O legado de Nevermind é colossal e impossível de identificar, ainda hoje, na totalidade. Enterrou o passado; falou a toda uma geração que precisava de um hino e de um som que pudesse chamar seu; abriu caminho para toda uma geração de rockers que tanto nos deram (Pearl Jam, Alice in Chains, Pavement, Soundgarden, até Green Day, entre incontáveis outros) e alisou terreno para instituições como os Dinosaur Jr ou os Sonic Youth, de repente, deixarem de ser bandas consideradas estranhas e começarem a vender discos e a encher recintos maiores que um barzeco.

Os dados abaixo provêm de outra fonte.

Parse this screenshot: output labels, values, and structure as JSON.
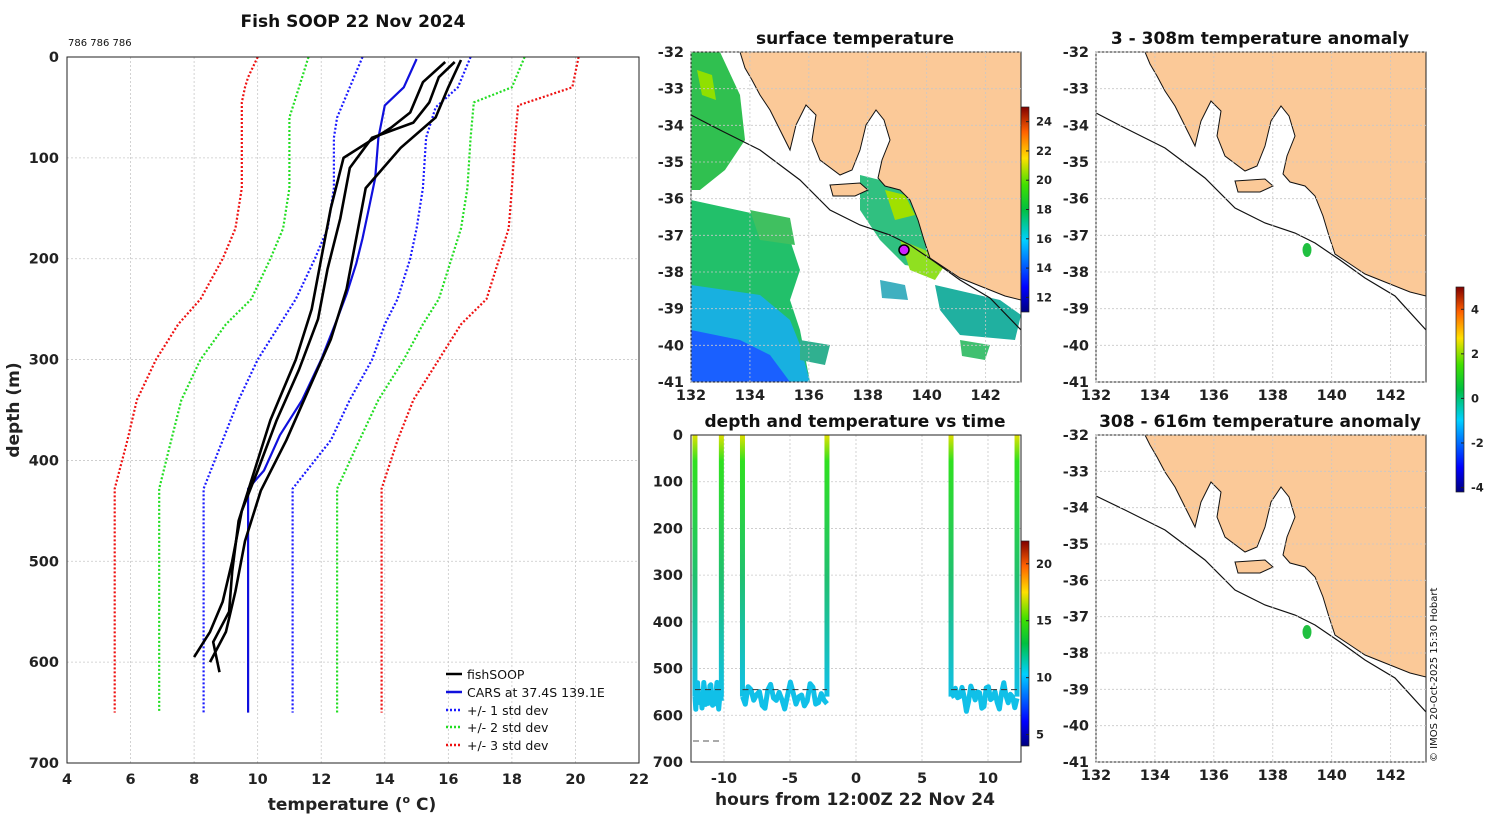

Foi o disco com o qual os conheci e, para mim, continua a ser o melhor. Ouvi o Bleach recentemente, e é um bom disco. Para a crítica, o In Utero é, talvez, mais maduro e mais completo. O Unplugged não me puxa, mas foi útil para, conjugado com o “efeito-suicídio”, trazer mais fãs para a banda. Mas, no Nevermind, o que ouvimos é o som de uma banda a dar o gigantesco salto em frente, uma banda que, naquele momento, estava a jogar o tudo ou nada. Devemos muito, muito, a este disco.
Actualmente só há 3 tipos de música: a alternativa (10%), a pseudo-indie (20%) e a comercialóide fabricada (70%). Mas não há nada parecido com os Nirvana, com aquela brutal dose de honestidade, de verdade, de expressão de angústia, num momento em que o que não falta é angústia a gritar para ser expressada. Como nos fazem falta, meus amigos.
E o quanto eu daria para agora, virgenzinho, ouvir pela primeira vez aqueles acordes iniciais do “Smells Like Teen Spirit”. Podemos querer ser snobs ou diferentes. Mas, para o bem e para o mal, é o hino da minha geração. E é uma felicidade poder dizer isto.
Excelente! É engraçado ver como um simples disco muda uma vida. No meu caso só é diferente o sítio e os amigos, mas o impacto na minha adolescência, na minha vida é igual. É realmente algo diferente quando nos identificamos com algo que está a acontecer no presente. É história a acontecer. Podíamos gostar de Doors, Hendriz, Led Zep, etc, mas Nirvana era naquela momento e ficou para sempre!